By now most surfers are well aware that people who own sites that sell family genealogy manipulate representations of the offerings in search results by targeting the word 'free' and might even provide some limited data 'for free'. The webpage where the 'free information' displayed is often dotted if not crowded with click bait to advertisements and/or links to paid services.
Certificates of death are to be field with local health departments within seventy-two hours. Of course they won't always be available and of those that have been field, many won't be accessible searching online but for those that are, lookup the record of a deceased ancestor by searching the vital-statistics office at the state or county level.
Most records in developed countries will be in electronic form and for those that are, one or more of the major search engines will likely have found and recorded them, making them available for search, which is an easier way to search all areas as opposed to having to know in which municipality the certificate may have been field.
In poorer and uncivilized countries there may be no death records - only burial plots with unmarked graves.
There's a ton of historical research recorded by the larger search engines. Search for family ancestry in genealogy records by accessing the engines' libraries of available resources which can includes collections of webpages, documents and images of past family members.

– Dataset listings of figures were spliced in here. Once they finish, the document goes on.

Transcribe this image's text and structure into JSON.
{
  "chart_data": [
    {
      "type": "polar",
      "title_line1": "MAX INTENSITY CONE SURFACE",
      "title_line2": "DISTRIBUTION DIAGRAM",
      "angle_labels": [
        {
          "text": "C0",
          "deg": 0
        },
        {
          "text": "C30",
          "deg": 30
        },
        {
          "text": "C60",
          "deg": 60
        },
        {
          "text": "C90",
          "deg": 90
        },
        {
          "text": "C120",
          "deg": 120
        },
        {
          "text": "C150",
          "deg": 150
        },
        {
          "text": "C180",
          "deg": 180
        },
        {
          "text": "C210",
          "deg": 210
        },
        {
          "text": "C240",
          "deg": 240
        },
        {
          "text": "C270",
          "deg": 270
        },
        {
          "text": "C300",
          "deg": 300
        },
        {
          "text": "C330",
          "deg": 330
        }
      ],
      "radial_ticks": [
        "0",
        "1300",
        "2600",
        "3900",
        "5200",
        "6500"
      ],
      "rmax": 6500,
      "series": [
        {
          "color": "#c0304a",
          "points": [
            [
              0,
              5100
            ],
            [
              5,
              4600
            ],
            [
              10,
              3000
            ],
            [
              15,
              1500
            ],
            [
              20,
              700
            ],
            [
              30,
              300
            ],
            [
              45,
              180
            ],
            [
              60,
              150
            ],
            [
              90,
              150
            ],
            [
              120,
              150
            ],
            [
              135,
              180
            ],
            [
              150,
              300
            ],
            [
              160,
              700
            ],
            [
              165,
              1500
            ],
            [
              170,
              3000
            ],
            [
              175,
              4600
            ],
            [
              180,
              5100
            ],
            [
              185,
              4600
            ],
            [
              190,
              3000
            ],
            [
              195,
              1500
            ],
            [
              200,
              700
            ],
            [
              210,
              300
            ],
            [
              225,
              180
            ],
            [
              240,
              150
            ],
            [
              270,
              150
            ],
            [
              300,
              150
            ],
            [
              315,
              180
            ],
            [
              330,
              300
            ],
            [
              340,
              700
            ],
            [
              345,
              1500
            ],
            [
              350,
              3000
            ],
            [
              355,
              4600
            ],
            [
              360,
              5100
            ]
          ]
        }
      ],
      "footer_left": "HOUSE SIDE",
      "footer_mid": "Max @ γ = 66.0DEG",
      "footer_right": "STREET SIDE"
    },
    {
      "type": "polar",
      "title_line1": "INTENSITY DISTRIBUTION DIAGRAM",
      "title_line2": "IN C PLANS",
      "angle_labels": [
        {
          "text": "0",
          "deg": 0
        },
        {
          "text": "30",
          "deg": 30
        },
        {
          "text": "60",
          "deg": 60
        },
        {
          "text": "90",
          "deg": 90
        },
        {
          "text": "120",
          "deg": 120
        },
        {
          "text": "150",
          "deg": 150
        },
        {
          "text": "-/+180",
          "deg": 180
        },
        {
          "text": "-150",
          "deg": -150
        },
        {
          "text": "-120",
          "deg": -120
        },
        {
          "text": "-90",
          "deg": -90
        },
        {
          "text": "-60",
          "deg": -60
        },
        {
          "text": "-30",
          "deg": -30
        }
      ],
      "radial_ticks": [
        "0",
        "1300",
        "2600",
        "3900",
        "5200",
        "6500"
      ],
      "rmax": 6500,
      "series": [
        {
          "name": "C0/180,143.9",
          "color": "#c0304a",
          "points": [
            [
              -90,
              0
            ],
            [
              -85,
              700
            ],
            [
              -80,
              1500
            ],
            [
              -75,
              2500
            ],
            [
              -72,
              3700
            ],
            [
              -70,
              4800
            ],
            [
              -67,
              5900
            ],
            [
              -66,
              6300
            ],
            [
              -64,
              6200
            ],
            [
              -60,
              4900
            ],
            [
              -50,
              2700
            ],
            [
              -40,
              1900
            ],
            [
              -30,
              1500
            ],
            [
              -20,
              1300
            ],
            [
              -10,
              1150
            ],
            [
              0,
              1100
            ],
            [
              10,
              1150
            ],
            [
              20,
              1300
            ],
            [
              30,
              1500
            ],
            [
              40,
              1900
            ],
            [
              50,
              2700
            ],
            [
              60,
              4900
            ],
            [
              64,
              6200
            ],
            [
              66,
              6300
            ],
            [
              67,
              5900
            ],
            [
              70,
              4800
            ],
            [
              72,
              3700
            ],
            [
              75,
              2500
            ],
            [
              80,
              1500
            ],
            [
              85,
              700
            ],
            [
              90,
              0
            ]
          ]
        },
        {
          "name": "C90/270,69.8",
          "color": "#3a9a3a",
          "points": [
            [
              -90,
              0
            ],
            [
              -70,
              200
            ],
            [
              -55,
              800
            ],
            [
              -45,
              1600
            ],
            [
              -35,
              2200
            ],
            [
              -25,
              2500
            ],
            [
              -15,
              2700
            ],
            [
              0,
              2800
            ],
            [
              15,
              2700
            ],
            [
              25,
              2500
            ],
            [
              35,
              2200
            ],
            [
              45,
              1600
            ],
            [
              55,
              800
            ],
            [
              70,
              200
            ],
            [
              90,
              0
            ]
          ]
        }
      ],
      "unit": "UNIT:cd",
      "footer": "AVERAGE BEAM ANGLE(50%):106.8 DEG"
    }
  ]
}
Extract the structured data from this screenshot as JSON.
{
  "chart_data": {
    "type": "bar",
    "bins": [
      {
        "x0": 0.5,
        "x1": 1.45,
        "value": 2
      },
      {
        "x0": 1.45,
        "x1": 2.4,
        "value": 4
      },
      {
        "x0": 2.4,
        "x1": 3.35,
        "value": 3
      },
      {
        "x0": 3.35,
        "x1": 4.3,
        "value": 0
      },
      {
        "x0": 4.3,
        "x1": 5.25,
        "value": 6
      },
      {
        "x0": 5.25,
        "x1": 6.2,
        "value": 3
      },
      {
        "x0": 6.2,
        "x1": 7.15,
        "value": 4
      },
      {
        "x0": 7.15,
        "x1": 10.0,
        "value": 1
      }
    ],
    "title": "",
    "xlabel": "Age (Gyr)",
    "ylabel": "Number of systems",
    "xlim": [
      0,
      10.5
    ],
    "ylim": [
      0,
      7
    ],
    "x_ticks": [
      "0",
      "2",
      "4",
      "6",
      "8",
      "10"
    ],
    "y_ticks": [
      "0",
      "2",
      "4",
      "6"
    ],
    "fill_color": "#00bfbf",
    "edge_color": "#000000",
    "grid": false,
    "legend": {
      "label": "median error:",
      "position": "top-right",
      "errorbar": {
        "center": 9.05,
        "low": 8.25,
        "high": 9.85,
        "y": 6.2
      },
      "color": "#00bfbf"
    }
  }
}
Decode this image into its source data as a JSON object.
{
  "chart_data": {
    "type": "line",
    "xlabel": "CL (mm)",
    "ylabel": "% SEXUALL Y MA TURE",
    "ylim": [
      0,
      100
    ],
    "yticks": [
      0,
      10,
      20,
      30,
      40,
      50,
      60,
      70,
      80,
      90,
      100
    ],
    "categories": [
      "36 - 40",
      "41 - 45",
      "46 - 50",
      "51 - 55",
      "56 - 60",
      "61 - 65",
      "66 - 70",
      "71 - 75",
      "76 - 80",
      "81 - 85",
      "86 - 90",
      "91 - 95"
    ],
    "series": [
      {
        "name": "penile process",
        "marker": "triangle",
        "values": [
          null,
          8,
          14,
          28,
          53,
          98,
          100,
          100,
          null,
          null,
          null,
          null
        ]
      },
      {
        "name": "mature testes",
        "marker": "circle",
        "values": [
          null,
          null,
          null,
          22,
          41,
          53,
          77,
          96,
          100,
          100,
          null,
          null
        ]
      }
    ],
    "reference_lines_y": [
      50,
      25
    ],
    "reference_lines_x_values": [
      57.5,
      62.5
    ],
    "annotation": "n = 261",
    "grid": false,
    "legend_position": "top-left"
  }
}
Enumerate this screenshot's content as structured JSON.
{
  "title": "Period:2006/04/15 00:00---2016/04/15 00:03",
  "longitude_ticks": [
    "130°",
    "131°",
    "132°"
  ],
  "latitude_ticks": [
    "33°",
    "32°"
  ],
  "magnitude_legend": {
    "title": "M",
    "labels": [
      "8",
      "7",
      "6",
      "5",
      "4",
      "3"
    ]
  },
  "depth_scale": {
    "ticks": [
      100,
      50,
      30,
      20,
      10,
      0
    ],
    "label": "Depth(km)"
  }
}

If the family member served in the armed forces there a few databases specializing in records of ex-military personnel (veterans):
The Vietnam Veterans Memorial Wall includes fifty-seven thousand nine hundred thirty-nine soldiers who were either killed in action, prisoners of ware or reported missing. The website vvmf.com.commf.org has a simple search function for searching for a vet by name. Searching 'William Wallace' for example provides several possible matches with a link to the serviceman's webpage and a brief tribute like "Warrant Officer William Thomas Wallace Jr., Served with A Troop, 3rd Squadron, 17th Cavalry Regiment, 1st Aviation Brigade, United States Army Vietnam."
Veterans of World War II are listed on National Archives pages at archives.gov. To view names it is necessary to drill down through a directory. Many servicemen and veterans are from Puerto Rico and other Caribbean countries.
The pages are in picture form (.gif) making the name unsearchable:
There is a search function on site but searching for a name on one of the image pages isn't found.
Casualties of most countries in World War I are searchable at theworldremembers dot org by entering first and last name, country and year of death. Searching for 'Elmer Smith 1920' reveals that data is provided by the 'NWWIM&M' which appears to be a work in progress. A 'video' is offered which appears to be a (slow) slide show of names.
The National Archives and Records Administration at USA dot gov provides Genealogy Research in Military Records, a compilation of information acquired from 'muster rolls' (official lists of officers and men in a military unit or ship's company), pay vouchers, returns and other records. Data includes rank, unit, dates in and out of service, basic biographical, medical and military information.